Experience would do, there are quite a few people here who read papers, watch GPU conferences, and know math and algorithms behind effects, so they can make a better judgment regarding what's needed, what's important and what's not.
I don't get why anybody should care about opinion of people, who likely don't even know how the effects which they review work or how they should look like, let's leave alone math and algorithms.
Sure, lets not care about opinions anymore, sounds like a good idea. The majority of GPU reviewers are targeting PC gamers and showing them how different GPUs stack up, your expectations of them are are way off and alot of sites will fail meeting your critera.
Your position towards this debate just sounds weird. If game X gets 30 FPS on high-end GPUs at high settings with RT enabled at 1440 and we see screenshots or even a video of the benchmarked scene, am I interpreting it right that you really think that these results are worthless unless the reviewer is able to show that he understands the math? And if they are able to show proof that they do have the technical expertise, then it's all fine and valid?
PC gamers are convinced by the results they get, if gamers do not think that tessellation or raytracing or any other upcoming feature are worth the performance loss, it will get a bad reputation until the swansong game comes that convinces everyone of its worth.
GPU reviews and game benchmarks are for the most part quite straightforward, they try to find a scene which is easily repeatable, where you easily can compare the settings, and then they present the results. After that it is a fully subjective opinion of the reviewer and their individual readers whether enabling or disabling individual features are worth it or not.

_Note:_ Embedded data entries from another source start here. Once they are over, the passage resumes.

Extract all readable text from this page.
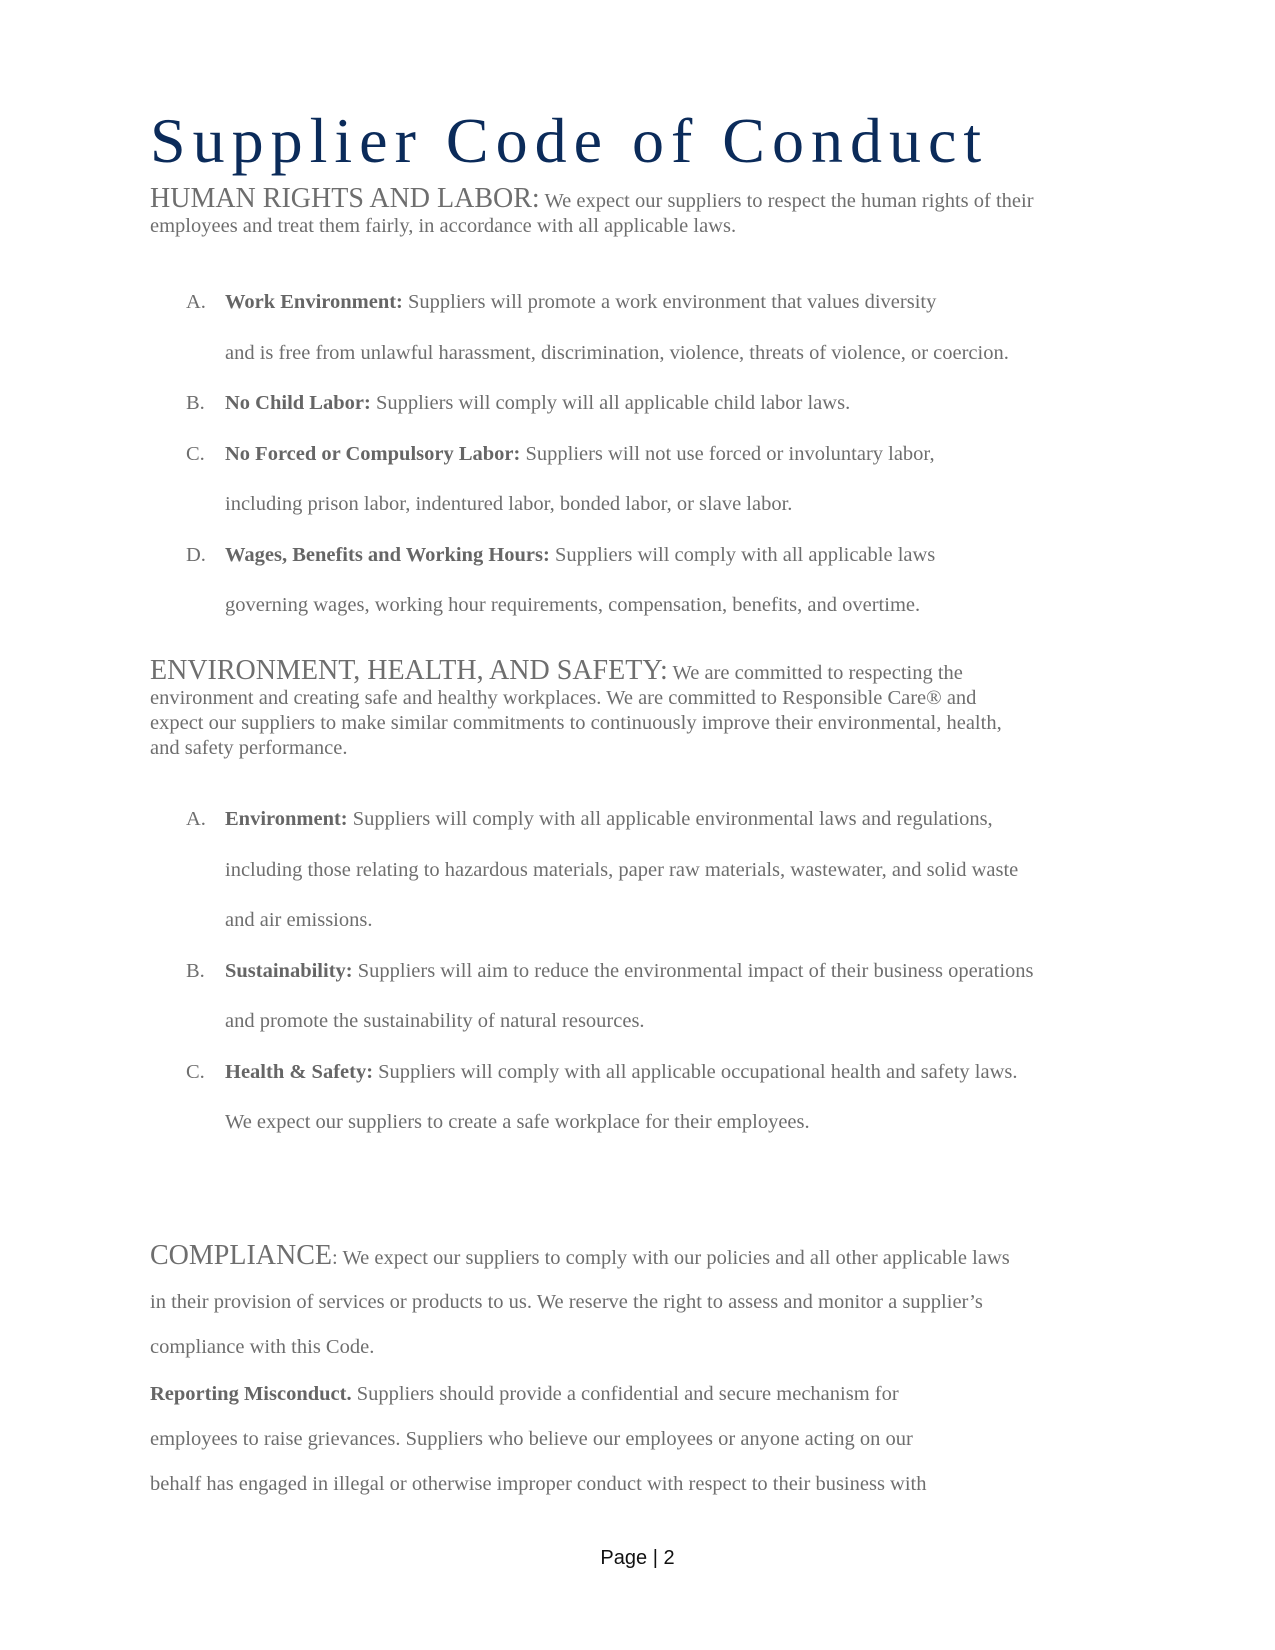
Supplier Code of Conduct

HUMAN RIGHTS AND LABOR: We expect our suppliers to respect the human rights of their
employees and treat them fairly, in accordance with all applicable laws.

A. Work Environment: Suppliers will promote a work environment that values diversity
and is free from unlawful harassment, discrimination, violence, threats of violence, or coercion.
B. No Child Labor: Suppliers will comply will all applicable child labor laws.
C. No Forced or Compulsory Labor: Suppliers will not use forced or involuntary labor,
including prison labor, indentured labor, bonded labor, or slave labor.
D. Wages, Benefits and Working Hours: Suppliers will comply with all applicable laws
governing wages, working hour requirements, compensation, benefits, and overtime.

ENVIRONMENT, HEALTH, AND SAFETY: We are committed to respecting the
environment and creating safe and healthy workplaces. We are committed to Responsible Care® and
expect our suppliers to make similar commitments to continuously improve their environmental, health,
and safety performance.

A. Environment: Suppliers will comply with all applicable environmental laws and regulations,
including those relating to hazardous materials, paper raw materials, wastewater, and solid waste
and air emissions.
B. Sustainability: Suppliers will aim to reduce the environmental impact of their business operations
and promote the sustainability of natural resources.
C. Health & Safety: Suppliers will comply with all applicable occupational health and safety laws.
We expect our suppliers to create a safe workplace for their employees.

COMPLIANCE: We expect our suppliers to comply with our policies and all other applicable laws
in their provision of services or products to us. We reserve the right to assess and monitor a supplier’s
compliance with this Code.

Reporting Misconduct. Suppliers should provide a confidential and secure mechanism for
employees to raise grievances. Suppliers who believe our employees or anyone acting on our
behalf has engaged in illegal or otherwise improper conduct with respect to their business with

Page | 2
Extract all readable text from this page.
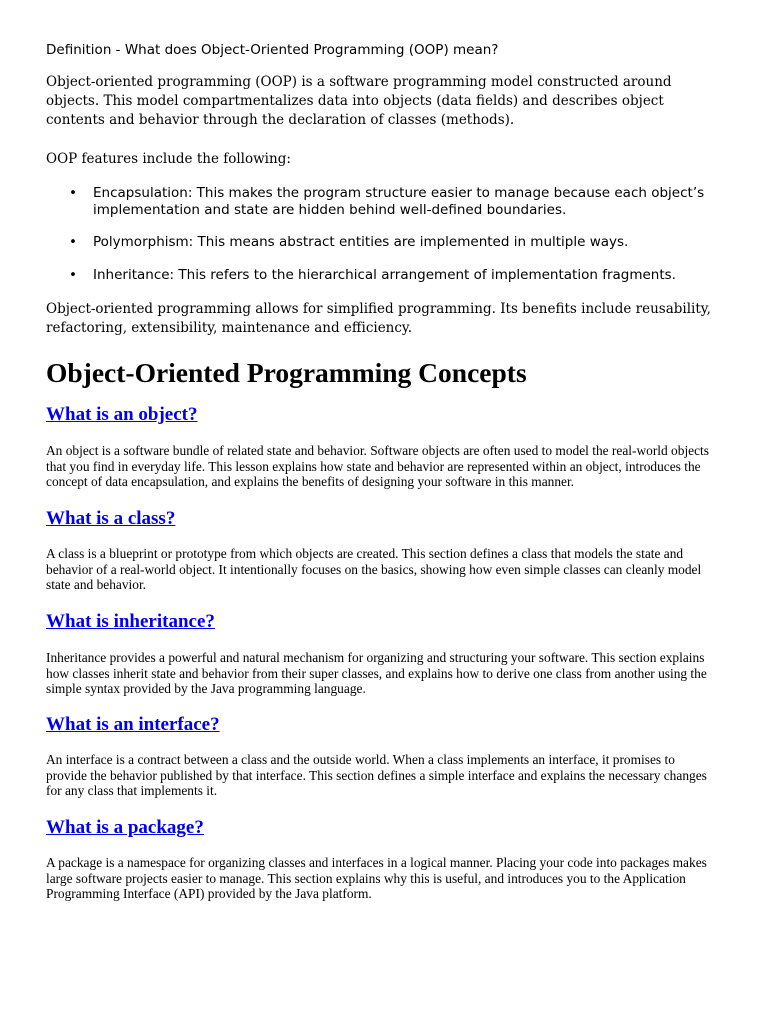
Definition - What does Object-Oriented Programming (OOP) mean?
Object-oriented programming (OOP) is a software programming model constructed around objects. This model compartmentalizes data into objects (data fields) and describes object contents and behavior through the declaration of classes (methods).
OOP features include the following:
• Encapsulation: This makes the program structure easier to manage because each object’s implementation and state are hidden behind well-defined boundaries.
• Polymorphism: This means abstract entities are implemented in multiple ways.
• Inheritance: This refers to the hierarchical arrangement of implementation fragments.
Object-oriented programming allows for simplified programming. Its benefits include reusability, refactoring, extensibility, maintenance and efficiency.
Object-Oriented Programming Concepts
What is an object?
An object is a software bundle of related state and behavior. Software objects are often used to model the real-world objects that you find in everyday life. This lesson explains how state and behavior are represented within an object, introduces the concept of data encapsulation, and explains the benefits of designing your software in this manner.
What is a class?
A class is a blueprint or prototype from which objects are created. This section defines a class that models the state and behavior of a real-world object. It intentionally focuses on the basics, showing how even simple classes can cleanly model state and behavior.
What is inheritance?
Inheritance provides a powerful and natural mechanism for organizing and structuring your software. This section explains how classes inherit state and behavior from their super classes, and explains how to derive one class from another using the simple syntax provided by the Java programming language.
What is an interface?
An interface is a contract between a class and the outside world. When a class implements an interface, it promises to provide the behavior published by that interface. This section defines a simple interface and explains the necessary changes for any class that implements it.
What is a package?
A package is a namespace for organizing classes and interfaces in a logical manner. Placing your code into packages makes large software projects easier to manage. This section explains why this is useful, and introduces you to the Application Programming Interface (API) provided by the Java platform.
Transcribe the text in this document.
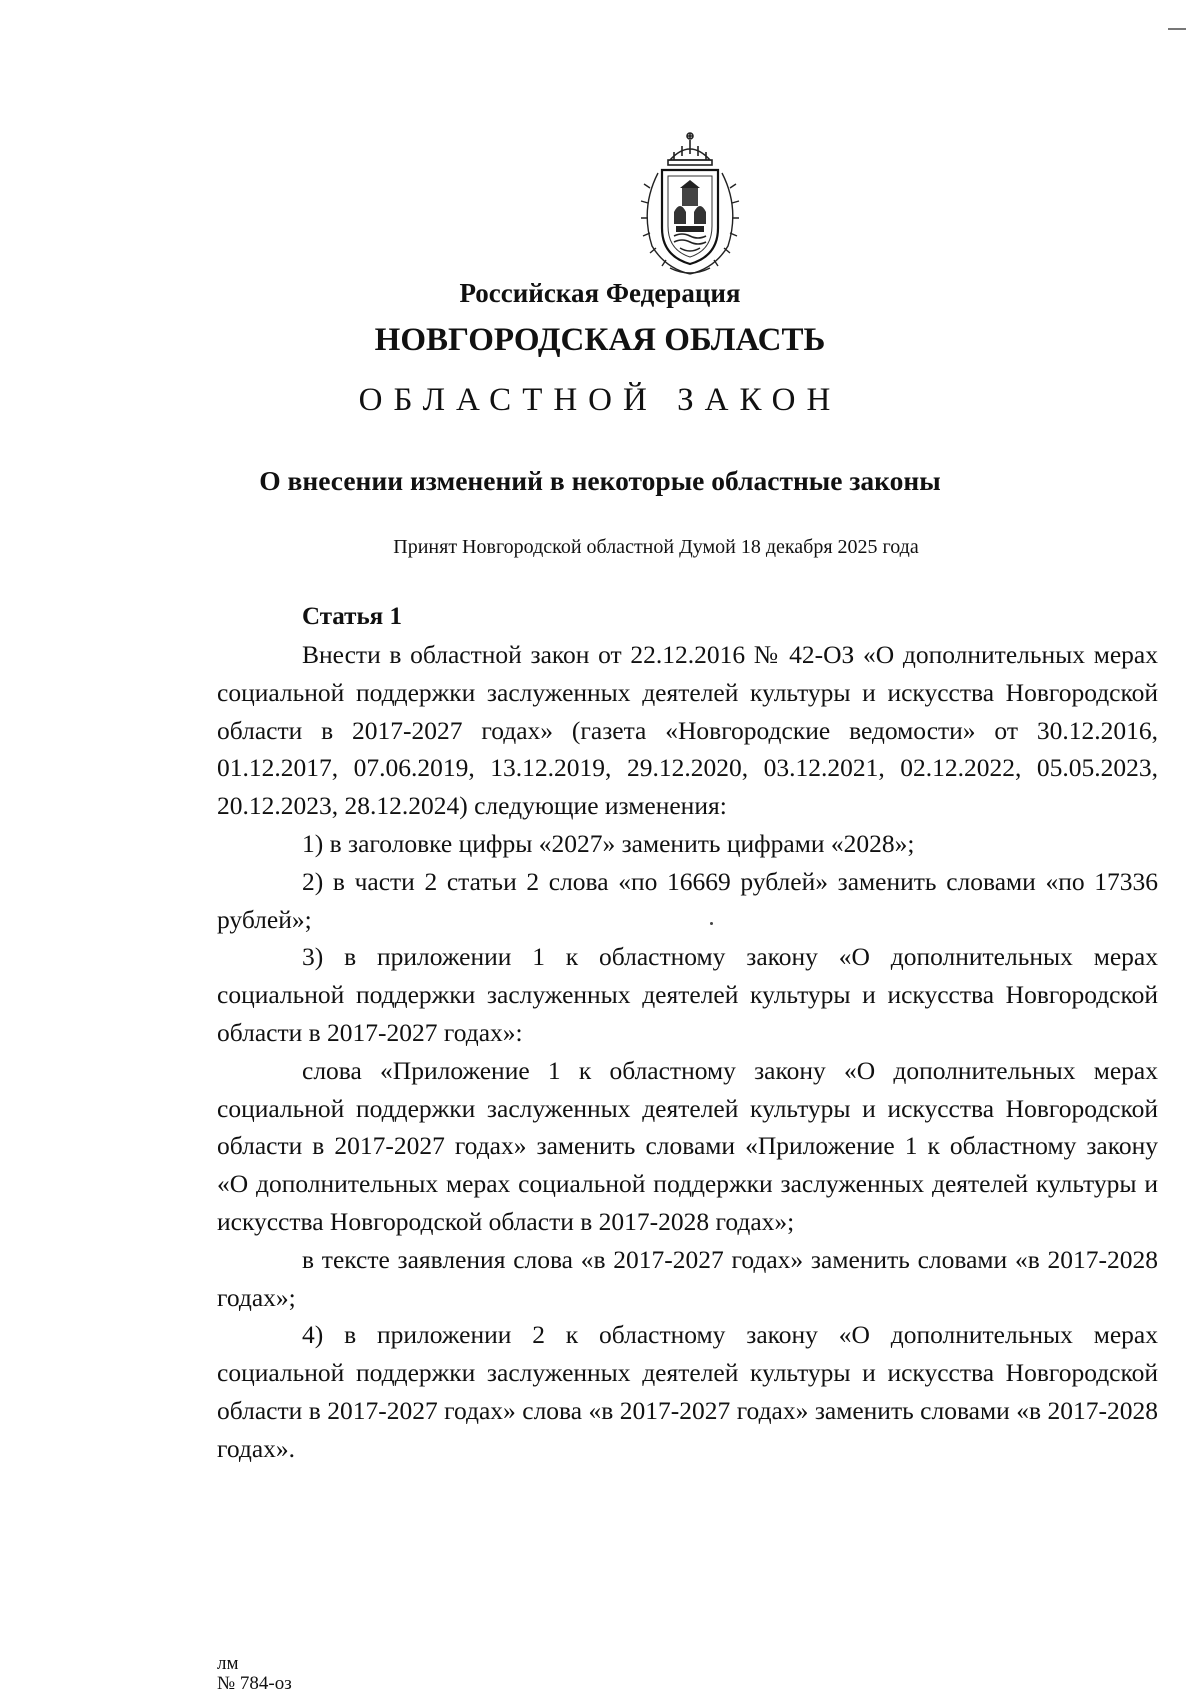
Российская Федерация
НОВГОРОДСКАЯ ОБЛАСТЬ
ОБЛАСТНОЙ ЗАКОН
О внесении изменений в некоторые областные законы
Принят Новгородской областной Думой 18 декабря 2025 года
Статья 1

Внести в областной закон от 22.12.2016 № 42-ОЗ «О дополнительных мерах социальной поддержки заслуженных деятелей культуры и искусства Новгородской области в 2017-2027 годах» (газета «Новгородские ведомости» от 30.12.2016, 01.12.2017, 07.06.2019, 13.12.2019, 29.12.2020, 03.12.2021, 02.12.2022, 05.05.2023, 20.12.2023, 28.12.2024) следующие изменения:

1) в заголовке цифры «2027» заменить цифрами «2028»;

2) в части 2 статьи 2 слова «по 16669 рублей» заменить словами «по 17336 рублей»;

3) в приложении 1 к областному закону «О дополнительных мерах социальной поддержки заслуженных деятелей культуры и искусства Новгородской области в 2017-2027 годах»:

слова «Приложение 1 к областному закону «О дополнительных мерах социальной поддержки заслуженных деятелей культуры и искусства Новгородской области в 2017-2027 годах» заменить словами «Приложение 1 к областному закону «О дополнительных мерах социальной поддержки заслуженных деятелей культуры и искусства Новгородской области в 2017-2028 годах»;

в тексте заявления слова «в 2017-2027 годах» заменить словами «в 2017-2028 годах»;

4) в приложении 2 к областному закону «О дополнительных мерах социальной поддержки заслуженных деятелей культуры и искусства Новгородской области в 2017-2027 годах» слова «в 2017-2027 годах» заменить словами «в 2017-2028 годах».

лм
№ 784-оз
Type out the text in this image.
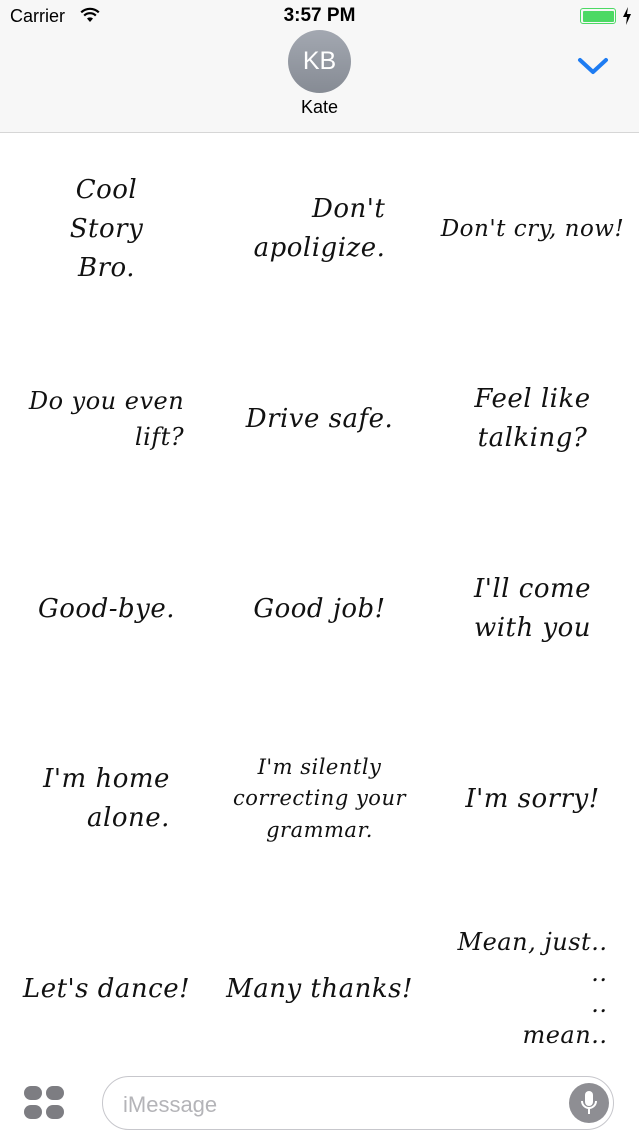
Carrier	3:57 PM
KB
Kate
Cool
Story
Bro.
Don't
apoligize.
Don't cry, now!
Do you even
lift?
Drive safe.
Feel like
talking?
Good-bye.	Good job!
I'll come
with you
I'm home
alone.
I'm silently
correcting your
grammar.
I'm sorry!
Let's dance! Many thanks!
Mean, just..
..
..
mean..
iMessage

Go back to the release of DX11, or DX10, and their respective launch benchmarks, and the same story with accusing them of being crap occured, despite there being all the explanatory texts on multiple sites of why they were better. Same deal with the now six-year-old DX12, elite programmers complained about DX11 being too limited and required lower level, then the first benchmarks were released with worse performance than DX11 and the PC gamers said it was crap. Or an opposite example, Vulkan for Doom 2016 getting alot of praise for the massive performance boost.